Sri Lanka is offering incentives for migrant workers who remit funds through official channels in an attempt to crack down on illegal transfers and replenish depleted foreign exchange reserves.
Authorities this week said they will pay an additional incentive of 8 Sri Lankan rupees (4 US cents) per dollar for workers’ remittances which are converted in the month of December, in addition to an existing offer of 2 rupees, when such funds are sent through licensed banks and “other internationally accepted formal channels”.
Such workers will also have access to pension and insurance programmes and duty free concessions, central bank governor Ajith Nivard Cabraal told reporters in Colombo on Saturday.
Official remittances in September dropped to $353.2 million, from $702.7 million a year earlier, while remittances in the first nine months of this year fell 9.3 per cent to $4.6 billion, according to central bank data.
The sharp drop in remittances could be due to “leakage” through to a grey market, that could be involved in transactions of dubious nature including the drug trade, Cabraal said.
Sri Lanka, which faces $1.5 billion of debt maturities next year, is looking for a revival in its Covid-hit tourism industry with the reopening of the country after extended lockdowns.
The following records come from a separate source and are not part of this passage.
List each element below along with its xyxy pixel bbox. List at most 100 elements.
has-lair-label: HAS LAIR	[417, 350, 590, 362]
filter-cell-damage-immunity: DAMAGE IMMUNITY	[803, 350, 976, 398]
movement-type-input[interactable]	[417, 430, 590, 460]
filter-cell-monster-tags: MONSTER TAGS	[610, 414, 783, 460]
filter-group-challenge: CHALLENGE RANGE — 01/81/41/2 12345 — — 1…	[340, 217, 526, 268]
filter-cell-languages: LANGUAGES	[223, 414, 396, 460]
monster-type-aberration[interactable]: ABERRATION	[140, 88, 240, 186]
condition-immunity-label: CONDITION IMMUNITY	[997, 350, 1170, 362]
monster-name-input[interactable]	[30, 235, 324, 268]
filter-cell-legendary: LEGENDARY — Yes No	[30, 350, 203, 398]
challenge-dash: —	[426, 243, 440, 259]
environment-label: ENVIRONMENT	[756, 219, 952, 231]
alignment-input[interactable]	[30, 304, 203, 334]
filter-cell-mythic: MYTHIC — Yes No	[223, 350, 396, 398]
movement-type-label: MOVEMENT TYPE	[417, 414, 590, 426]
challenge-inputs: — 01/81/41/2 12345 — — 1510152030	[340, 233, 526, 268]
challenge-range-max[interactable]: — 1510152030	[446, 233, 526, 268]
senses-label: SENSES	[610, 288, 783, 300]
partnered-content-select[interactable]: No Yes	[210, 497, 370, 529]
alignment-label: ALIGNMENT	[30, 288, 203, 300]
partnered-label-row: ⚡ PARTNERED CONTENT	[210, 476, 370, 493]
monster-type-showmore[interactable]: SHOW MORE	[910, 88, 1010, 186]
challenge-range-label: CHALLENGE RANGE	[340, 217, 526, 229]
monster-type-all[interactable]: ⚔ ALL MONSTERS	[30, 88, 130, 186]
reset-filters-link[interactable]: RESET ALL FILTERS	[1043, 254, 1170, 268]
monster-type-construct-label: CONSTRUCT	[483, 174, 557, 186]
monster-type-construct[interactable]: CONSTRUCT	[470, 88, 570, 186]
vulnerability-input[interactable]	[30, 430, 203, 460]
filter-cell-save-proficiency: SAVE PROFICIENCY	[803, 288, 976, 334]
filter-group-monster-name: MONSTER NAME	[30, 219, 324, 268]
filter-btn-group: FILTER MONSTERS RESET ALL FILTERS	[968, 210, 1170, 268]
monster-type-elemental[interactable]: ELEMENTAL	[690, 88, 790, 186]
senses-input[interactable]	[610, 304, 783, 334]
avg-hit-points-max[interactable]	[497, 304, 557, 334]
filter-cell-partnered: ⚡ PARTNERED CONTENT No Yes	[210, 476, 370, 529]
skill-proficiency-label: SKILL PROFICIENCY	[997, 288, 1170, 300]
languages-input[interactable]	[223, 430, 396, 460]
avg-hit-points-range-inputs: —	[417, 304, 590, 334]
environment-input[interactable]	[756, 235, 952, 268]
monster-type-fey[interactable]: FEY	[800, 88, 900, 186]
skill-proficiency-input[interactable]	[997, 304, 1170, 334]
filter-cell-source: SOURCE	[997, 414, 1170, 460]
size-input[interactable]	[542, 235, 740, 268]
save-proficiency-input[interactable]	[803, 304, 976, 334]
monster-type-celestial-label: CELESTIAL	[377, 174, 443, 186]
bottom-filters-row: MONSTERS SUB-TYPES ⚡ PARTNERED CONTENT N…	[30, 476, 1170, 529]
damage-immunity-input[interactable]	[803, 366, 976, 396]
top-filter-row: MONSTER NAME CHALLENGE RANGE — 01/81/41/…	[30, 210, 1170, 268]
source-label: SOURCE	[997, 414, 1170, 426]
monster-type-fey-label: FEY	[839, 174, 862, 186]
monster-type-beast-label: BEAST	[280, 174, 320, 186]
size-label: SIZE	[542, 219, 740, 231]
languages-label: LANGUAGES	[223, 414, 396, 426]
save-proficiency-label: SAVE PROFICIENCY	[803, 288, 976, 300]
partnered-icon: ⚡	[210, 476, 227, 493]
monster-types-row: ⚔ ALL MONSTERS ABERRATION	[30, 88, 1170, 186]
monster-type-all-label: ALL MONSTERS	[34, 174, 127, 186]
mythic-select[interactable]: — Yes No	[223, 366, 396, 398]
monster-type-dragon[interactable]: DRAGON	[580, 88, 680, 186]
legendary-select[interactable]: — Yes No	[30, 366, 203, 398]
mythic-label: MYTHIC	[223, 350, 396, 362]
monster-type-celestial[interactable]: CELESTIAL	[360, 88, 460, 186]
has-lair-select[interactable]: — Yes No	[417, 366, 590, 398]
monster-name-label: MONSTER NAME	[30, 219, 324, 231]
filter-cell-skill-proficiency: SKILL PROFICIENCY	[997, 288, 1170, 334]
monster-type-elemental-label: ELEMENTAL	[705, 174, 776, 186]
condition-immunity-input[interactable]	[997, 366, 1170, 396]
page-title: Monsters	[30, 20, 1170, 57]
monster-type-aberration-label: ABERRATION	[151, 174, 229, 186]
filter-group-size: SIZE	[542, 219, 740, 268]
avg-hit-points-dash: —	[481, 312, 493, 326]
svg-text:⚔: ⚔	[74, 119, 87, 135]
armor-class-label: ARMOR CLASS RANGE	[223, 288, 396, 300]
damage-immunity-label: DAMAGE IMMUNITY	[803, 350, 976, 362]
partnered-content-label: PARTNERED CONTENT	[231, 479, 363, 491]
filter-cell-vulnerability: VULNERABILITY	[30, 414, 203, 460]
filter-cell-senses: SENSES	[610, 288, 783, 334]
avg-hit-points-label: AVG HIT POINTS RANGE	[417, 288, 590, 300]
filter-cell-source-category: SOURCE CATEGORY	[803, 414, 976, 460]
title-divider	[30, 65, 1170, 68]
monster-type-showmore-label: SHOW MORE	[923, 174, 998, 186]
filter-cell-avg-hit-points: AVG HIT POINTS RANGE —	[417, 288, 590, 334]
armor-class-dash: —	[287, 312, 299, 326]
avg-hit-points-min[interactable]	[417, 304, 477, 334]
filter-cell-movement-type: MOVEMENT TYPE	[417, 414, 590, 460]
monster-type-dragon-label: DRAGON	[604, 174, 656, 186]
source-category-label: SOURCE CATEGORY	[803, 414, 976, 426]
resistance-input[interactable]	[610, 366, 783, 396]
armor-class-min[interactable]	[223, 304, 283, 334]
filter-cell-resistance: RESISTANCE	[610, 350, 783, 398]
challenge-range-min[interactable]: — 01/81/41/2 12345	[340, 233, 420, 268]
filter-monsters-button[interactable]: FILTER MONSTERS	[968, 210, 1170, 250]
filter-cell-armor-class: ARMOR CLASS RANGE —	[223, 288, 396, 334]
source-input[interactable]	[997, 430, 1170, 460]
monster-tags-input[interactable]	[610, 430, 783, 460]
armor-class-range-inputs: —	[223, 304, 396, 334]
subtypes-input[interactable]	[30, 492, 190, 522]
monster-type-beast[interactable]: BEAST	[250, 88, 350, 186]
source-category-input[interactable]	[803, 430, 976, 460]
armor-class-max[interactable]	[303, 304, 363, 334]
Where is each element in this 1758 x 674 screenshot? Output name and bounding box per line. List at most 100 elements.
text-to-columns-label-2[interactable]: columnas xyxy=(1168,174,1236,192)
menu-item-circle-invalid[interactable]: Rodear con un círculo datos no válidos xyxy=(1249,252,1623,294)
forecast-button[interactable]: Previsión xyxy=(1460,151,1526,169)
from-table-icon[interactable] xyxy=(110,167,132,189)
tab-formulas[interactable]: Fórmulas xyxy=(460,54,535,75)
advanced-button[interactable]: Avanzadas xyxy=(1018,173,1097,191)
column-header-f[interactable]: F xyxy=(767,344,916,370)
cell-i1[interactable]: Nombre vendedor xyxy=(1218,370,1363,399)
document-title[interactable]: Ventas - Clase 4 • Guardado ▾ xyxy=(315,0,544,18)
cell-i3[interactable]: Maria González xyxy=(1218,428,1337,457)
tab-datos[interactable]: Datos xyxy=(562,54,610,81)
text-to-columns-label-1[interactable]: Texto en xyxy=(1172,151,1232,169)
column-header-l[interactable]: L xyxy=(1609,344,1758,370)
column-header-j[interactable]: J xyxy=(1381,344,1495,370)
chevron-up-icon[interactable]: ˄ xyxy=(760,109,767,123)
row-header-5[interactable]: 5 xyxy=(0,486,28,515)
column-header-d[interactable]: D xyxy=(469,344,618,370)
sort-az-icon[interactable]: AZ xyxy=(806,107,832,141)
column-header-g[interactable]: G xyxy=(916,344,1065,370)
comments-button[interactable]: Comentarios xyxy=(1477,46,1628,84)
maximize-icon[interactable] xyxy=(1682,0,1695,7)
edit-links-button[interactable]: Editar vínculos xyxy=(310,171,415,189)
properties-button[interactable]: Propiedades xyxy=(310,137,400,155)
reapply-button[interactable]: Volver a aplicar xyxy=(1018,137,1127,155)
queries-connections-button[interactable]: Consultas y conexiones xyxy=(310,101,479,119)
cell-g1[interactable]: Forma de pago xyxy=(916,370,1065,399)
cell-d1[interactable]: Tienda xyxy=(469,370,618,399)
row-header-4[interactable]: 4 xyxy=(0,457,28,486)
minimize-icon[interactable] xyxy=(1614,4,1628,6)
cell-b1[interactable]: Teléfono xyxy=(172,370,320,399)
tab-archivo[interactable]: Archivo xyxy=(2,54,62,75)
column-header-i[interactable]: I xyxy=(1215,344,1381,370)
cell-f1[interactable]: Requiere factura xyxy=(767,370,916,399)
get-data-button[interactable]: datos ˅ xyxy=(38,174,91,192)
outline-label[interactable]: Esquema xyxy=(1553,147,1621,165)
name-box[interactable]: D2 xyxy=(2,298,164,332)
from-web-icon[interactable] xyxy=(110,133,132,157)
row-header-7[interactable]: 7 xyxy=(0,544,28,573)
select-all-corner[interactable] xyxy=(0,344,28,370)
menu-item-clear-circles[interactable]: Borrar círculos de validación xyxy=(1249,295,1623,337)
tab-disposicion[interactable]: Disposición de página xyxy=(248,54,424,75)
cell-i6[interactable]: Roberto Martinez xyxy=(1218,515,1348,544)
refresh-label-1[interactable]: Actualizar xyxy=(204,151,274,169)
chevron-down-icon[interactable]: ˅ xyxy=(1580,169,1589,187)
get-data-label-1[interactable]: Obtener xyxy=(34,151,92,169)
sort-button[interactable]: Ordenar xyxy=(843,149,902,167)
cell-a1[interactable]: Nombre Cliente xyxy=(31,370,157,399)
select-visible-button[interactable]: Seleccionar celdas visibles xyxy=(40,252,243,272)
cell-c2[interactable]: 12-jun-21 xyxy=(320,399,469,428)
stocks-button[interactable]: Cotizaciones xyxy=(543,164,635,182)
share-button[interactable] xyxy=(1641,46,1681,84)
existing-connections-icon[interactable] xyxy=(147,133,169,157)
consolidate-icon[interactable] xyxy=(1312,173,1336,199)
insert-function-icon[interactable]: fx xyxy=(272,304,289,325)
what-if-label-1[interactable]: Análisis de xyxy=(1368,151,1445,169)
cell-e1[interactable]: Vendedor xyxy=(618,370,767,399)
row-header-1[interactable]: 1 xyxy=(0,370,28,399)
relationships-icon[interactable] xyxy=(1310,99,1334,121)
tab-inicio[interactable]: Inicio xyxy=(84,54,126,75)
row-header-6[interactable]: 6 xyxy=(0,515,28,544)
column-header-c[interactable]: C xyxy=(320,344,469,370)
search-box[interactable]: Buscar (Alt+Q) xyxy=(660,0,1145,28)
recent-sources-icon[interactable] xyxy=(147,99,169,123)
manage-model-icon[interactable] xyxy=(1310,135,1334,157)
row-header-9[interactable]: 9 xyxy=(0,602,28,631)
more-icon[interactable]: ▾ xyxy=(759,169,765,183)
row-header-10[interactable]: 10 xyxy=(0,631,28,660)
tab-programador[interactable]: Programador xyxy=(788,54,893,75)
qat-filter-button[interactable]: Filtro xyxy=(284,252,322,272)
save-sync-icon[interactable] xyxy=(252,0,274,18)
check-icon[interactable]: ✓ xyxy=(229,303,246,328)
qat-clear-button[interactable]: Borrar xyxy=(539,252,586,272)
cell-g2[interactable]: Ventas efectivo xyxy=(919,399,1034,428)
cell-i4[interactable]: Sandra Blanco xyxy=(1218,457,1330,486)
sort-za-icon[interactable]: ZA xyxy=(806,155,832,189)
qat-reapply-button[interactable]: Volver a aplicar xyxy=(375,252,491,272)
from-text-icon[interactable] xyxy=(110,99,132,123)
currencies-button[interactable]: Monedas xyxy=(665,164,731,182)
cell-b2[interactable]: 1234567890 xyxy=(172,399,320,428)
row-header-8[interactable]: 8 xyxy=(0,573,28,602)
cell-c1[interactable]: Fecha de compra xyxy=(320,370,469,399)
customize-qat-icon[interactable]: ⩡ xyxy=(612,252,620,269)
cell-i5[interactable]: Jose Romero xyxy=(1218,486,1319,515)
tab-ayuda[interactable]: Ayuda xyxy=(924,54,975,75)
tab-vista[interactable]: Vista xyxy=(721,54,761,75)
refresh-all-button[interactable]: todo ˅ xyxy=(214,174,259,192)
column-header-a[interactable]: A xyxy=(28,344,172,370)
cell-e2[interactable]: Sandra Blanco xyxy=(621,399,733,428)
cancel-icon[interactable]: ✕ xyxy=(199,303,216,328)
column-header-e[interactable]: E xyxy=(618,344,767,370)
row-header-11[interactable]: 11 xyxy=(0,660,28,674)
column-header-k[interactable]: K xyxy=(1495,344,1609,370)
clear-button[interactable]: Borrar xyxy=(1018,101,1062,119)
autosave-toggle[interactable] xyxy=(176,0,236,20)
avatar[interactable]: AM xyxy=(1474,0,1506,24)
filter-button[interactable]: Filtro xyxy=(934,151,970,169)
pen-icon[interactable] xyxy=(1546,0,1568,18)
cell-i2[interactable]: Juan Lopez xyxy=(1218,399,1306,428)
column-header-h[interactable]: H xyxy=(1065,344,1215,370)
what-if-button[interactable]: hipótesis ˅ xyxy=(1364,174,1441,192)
It’s also depending on increased remittances as more Sri Lankans head overseas to seek employment.
The monetary authority is forecasting foreign reserves to increase to $3.5 billion by end-2021. The pile fell 16 per cent to $2.27 billion in October, the lowest since July 2009.
Bank accounts of those who distribute and receive money through unlawful money transmission methods will be frozen with immediate effect, Cabraal said in a post on Twitter on December 1. He urged all migrant Sri Lankans to use only legal channels to repatriate their earnings.
“We don’t want the rupee to depreciate further. We want to restore previous remittance numbers,” Cabraal said.